ECLI:NL:TADRSGR:2018:68 Raad van Discipline 's-Gravenhage 17-458/DH/DH

ECLI: ECLI:NL:TADRSGR:2018:68
Datum uitspraak: 09-04-2018
Datum publicatie: 11-04-2018
Zaaknummer(s): 17-458/DH/DH
Onderwerp: Wat een behoorlijk advocaat betaamt t.o. de wederpartij, subonderwerp: Jegens wederpartij in acht te nemen zorg
Beslissingen:
Inhoudsindicatie: verzet ongegrond

Beslissing van de Raad van Discipline in het ressort Den Haag

van 9 april 2018

in de zaak 17-458/DH/DH

naar aanleiding van het verzet tegen de beslissing van de plaatsvervangend voorzitter van de raad van discipline van 14 september 2017 op de klacht van:

klaagster

tegen:

verweerder

1    VERLOOP VAN DE PROCEDURE

1.1    Bij brief van 21 december 2016 heeft klager bij de deken van de Orde van Advocaten in het arrondissement Den Haag (hierna: “de deken”) een klacht ingediend over verweerder.

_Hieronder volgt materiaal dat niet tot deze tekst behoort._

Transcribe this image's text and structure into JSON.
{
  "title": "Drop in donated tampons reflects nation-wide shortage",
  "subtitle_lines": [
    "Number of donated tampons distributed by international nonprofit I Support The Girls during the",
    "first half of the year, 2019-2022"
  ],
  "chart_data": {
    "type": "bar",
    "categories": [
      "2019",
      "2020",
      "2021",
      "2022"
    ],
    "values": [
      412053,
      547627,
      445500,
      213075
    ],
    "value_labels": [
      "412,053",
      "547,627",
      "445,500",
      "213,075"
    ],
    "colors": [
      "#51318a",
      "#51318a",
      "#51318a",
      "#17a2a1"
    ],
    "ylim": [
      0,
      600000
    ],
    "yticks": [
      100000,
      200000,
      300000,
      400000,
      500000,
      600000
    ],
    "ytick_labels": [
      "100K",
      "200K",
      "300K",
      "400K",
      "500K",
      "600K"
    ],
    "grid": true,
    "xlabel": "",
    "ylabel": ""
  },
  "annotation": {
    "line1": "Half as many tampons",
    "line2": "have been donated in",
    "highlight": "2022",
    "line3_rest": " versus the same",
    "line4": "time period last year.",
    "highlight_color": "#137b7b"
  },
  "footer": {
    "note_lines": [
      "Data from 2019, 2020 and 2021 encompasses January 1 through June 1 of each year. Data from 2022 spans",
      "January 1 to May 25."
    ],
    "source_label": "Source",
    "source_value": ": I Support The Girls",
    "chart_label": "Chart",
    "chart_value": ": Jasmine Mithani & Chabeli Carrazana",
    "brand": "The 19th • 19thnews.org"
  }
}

1.2    Bij brief aan de raad van 15 juni 2017 met kenmerk K294 2016 dk/smo, door de raad ontvangen op 16 juni 2017, heeft de deken de klacht ter kennis van de raad gebracht.

1.3    Bij beslissing van 14 september 2017 heeft de plaatsvervangend voorzitter van de raad (hierna: de voorzitter) de klacht kennelijk ongegrond verklaard. De voorzittersbeslissing is op 14 september 2017 verzonden aan klager.

1.4    Bij brief van 6 oktober 2017, door de raad ontvangen op 9 oktober 2017, heeft klager verzet ingesteld tegen de beslissing van de voorzitter.

1.5    Het verzet is behandeld ter zitting van de raad van 12 februari 2018 in aanwezigheid van klaagster, bijgestaan door de heer Van der Veen en mr. Van Win, gemachtigde van verweerder.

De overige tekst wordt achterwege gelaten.